The deduction for residential property interest relief will also increase to 22%.
HMRC stipulates the order in which income falls to be taxed, and the order will be: earned income (employment and self-employment) and pension income, and then savings and property income, followed by dividend income.
This means that, if you have earned income of more than your personal allowance, you will have to use your personal allowance against that income. You can’t choose to use it against your property income just because it is taxed at a higher rate.
If your personal allowance is not fully used against your earned income, you will be able to use any balance against your property income.

High Value Council Tax Surcharge
The government is introducing a High Value Council Tax Surcharge (HVCTS) in England for residential properties worth £2 million or more in 2026, taking effect from April 2028.
The charges start at £2,500 per year, rising to £7,500 per year for properties valued above £5 million, and will be levied on property owners rather than occupiers.
The Valuation Office will conduct a targeted valuation exercise to identify properties above £2 million and therefore in scope.
Properties above the £2 million threshold will be placed into bands based on their property value. Charges will increase in line with CPI inflation each year from 2029-30 onwards:
Threshold (£m) Rate (£)
£2.0-2.5 £2,500
£2.5-3.5 £3,500
£3.5-5.0 £5,000
£5+ £7,500
The funds raised will go to central government.
There will be a public consultation on the details in early 2026.

Making Tax Digital (MTD) penalties
There will be no penalties for late quarterly reports under MTD for ITSA in 2026-27.
Penalties will apply for late filing of the final submission.

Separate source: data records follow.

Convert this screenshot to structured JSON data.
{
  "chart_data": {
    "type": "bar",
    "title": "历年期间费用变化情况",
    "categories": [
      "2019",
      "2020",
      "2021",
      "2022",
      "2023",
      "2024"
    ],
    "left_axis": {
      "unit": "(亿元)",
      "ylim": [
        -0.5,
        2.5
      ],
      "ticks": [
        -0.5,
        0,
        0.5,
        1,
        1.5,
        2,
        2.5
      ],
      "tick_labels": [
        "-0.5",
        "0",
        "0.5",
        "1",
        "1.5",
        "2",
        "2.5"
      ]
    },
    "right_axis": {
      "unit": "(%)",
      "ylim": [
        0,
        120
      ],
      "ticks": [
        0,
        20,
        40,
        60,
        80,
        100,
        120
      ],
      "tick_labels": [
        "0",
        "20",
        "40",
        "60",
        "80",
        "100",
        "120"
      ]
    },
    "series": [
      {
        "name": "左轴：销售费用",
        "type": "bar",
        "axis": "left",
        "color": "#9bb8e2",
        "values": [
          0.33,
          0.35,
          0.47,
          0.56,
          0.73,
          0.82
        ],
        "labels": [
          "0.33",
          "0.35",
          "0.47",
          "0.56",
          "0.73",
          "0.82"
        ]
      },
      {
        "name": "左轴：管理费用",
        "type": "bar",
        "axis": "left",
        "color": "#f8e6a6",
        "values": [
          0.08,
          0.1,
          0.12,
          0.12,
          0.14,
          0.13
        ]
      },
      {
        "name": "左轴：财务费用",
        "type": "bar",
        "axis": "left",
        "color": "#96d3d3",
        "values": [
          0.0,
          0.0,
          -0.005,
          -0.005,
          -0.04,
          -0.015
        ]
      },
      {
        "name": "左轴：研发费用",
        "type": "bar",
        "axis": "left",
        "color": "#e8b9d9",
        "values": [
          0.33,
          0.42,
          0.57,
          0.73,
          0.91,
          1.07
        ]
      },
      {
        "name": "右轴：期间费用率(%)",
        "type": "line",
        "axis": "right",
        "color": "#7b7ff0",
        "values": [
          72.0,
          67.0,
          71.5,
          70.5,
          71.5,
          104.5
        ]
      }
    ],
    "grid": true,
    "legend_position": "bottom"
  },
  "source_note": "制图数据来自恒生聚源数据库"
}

Collection of tax liabilities in-year
We all saw it coming with MTD! HMRC will start to collect more tax payments in year from April 2029.
For those having employment income taxed under PAYE, tax codes will be changed to collect tax via the PAYE system.
For those with just self-assessment income (and presumably those with insufficient PAYE income), there will be “timelier tax payment “.
A consultation on delivering the change will be launched in early 2026.

For those with limited companies:
Dividend tax rates
The tax rate on dividends will increase by 2 percentage points from 6 April 2026. This means that dividends in the basic rate will be taxed at 10.75% and higher rate will be 35.75%. There is no change to the additional rate, which remains at 39.35%.
Reporting dividends from personal companies
The government will publish a consultation in early 2026 to explore introducing new requirements to report transactions between close companies and their shareholders to HMRC.
Most owner-managed companies will be close companies – in simple terms, companies with fewer than 5 shareholders, or where all of the shareholders are directors.
This proposal would see them having to report dividend paid to their shareholders throughout the year – presumably to aid in the in-year collection of tax proposed above.
Many thanks once again to Cath Walker for allowing me to use her excellent summary.